El Glaucoma es la enfermedad que daña el nervio óptico de nuestros ojos, que es el encargado de transmitir la información hasta el cerebro, que al ser dañado produce una pérdida gradual e irreversible de la visión, llegando a producir ceguera total en el caso que no se trate a tiempo.

El Doctor Juan Pablo Cavada del Centro Oftalmológico Puerta del Sol explica que “si este tratamiento se inicia de forma temprana es posible retrasar la evolución del glaucoma, minimizando los síntomas y prevenir una futura pérdida irreversible de visión en el paciente”.

Esto debido a estimaciones internacionales que dicen que más de 60 millones de personas en el mundo sobre los 40 años padecen de glaucoma, y unos 4,5 millones han perdido la visión totalmente a causa de esta silenciosa enfermedad, la cual muchas veces no es tratada a tiempo.

En nuestro país se estima que el 2% de la población que tiene más de 40 años padecen esta enfermedad, cifra que sube al 5% a partir de los 70 años, cuando los daños son mucho más graves.

Estas cifras podrían seguir subiendo, debido al envejecimiento de la población, donde se estima que para el año 2020 los diagnosticados con Glaucoma llegarán a 76 millones a nivel mundial y que la ceguera producto de esta enfermedad afecte a más de 11 millones de personas.

La mayoría de los casos de Glaucoma se originan por el aumento de la presión intraocular, pero se desconoce el motivo exacto por el cual se origina, además, existen otros factores de riesgo que hay que tomar en consideración para minimizar este riesgo:

  • Factor Edad: Una vez llegado a los 40 años las probabilidades de padecer esta enfermedad aumentan, como también se han detectado casos de jóvenes con esta patología, por ende los controles deben ser más habituales.
  • Factor Hereditario: Si algún familiar directo padece de esta enfermedad puede aumentar el riesgo de padecer Glaucoma, por ende los controles deben ser frecuentes para evitar futuros daños.
  • Factores de Riesgo: Uno de los principales es la presión elevada dentro del globo ocular, pero además se consideran los traumas oculares, desprendimientos de retina, corneas muy delgadas, tumores oculares, inflamación de los ojos y muy comúnmente la diabetes.
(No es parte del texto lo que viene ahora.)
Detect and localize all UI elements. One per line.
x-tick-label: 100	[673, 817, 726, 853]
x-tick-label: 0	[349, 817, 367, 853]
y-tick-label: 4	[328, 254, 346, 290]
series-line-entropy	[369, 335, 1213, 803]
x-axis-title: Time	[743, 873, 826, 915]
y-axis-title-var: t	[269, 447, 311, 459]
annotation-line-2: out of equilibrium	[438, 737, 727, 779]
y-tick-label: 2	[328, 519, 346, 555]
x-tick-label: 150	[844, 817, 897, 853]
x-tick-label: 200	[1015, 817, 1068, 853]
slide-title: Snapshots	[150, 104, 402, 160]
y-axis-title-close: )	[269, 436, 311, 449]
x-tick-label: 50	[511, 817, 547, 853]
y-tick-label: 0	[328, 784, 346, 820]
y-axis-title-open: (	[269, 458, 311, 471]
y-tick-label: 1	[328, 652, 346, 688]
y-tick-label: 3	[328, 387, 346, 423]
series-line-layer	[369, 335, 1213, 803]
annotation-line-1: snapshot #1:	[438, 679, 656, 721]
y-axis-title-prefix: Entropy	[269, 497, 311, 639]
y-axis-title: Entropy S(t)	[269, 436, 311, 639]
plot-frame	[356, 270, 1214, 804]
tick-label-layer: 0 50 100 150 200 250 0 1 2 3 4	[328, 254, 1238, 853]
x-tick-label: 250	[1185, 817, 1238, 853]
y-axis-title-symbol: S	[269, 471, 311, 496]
“Si bien el Glaucoma no tiene cura, hay tratamientos para detener su avance, donde en la mayoría de los casos, consiste en el uso de gotas específicas que ayudan a disminuir la presión del ojo, lo que permite detener la progresión del daño del nervio óptico y por ende la pérdida de la visión”, comenta el Doctor Juan Pablo Cavada del Centro Oftalmológico Puerta del Sol.

Se debe tener en consideración que hay distintos tipos de Glaucoma, siendo el más frecuente el denominado “de ángulo abierto”, también hay de “ángulo cerrado”, de baja tensión o tensión normal y el congénito o de nacimiento, esta última es menos frecuente, pero constituye la principal causa de ceguera en la infancia.

Por ello para detectarla los especialistas realizan los siguientes exámenes que determinarán si padeces Glaucoma:

  • Test de Campo Visual, para medir visión Lateral
  • Test de Agudeza Visual
  • Tonometría, que mide la presión del ojo
  • Examen de fondo de ojo, para evaluar la salud del nervio óptico y la retina
  • Paquimetría, que mide el grosor de la córnea, por medio del ultrasonido.

Finalmente el Doctor Cavada dice que “También se pueden usar medicamentos orales para detener el avance del Glaucoma como también la realización de la cirugía ocular y láser la que se realiza en pocas oportunidades, ya que los medicamentos permiten controlar la enfermedad. Por eso lo principal es realizar controles médicos ya que el daño que se produce en el ojo siempre será irreversible, y el 90% de la ceguera se puede evitar mediante la detección temprana”.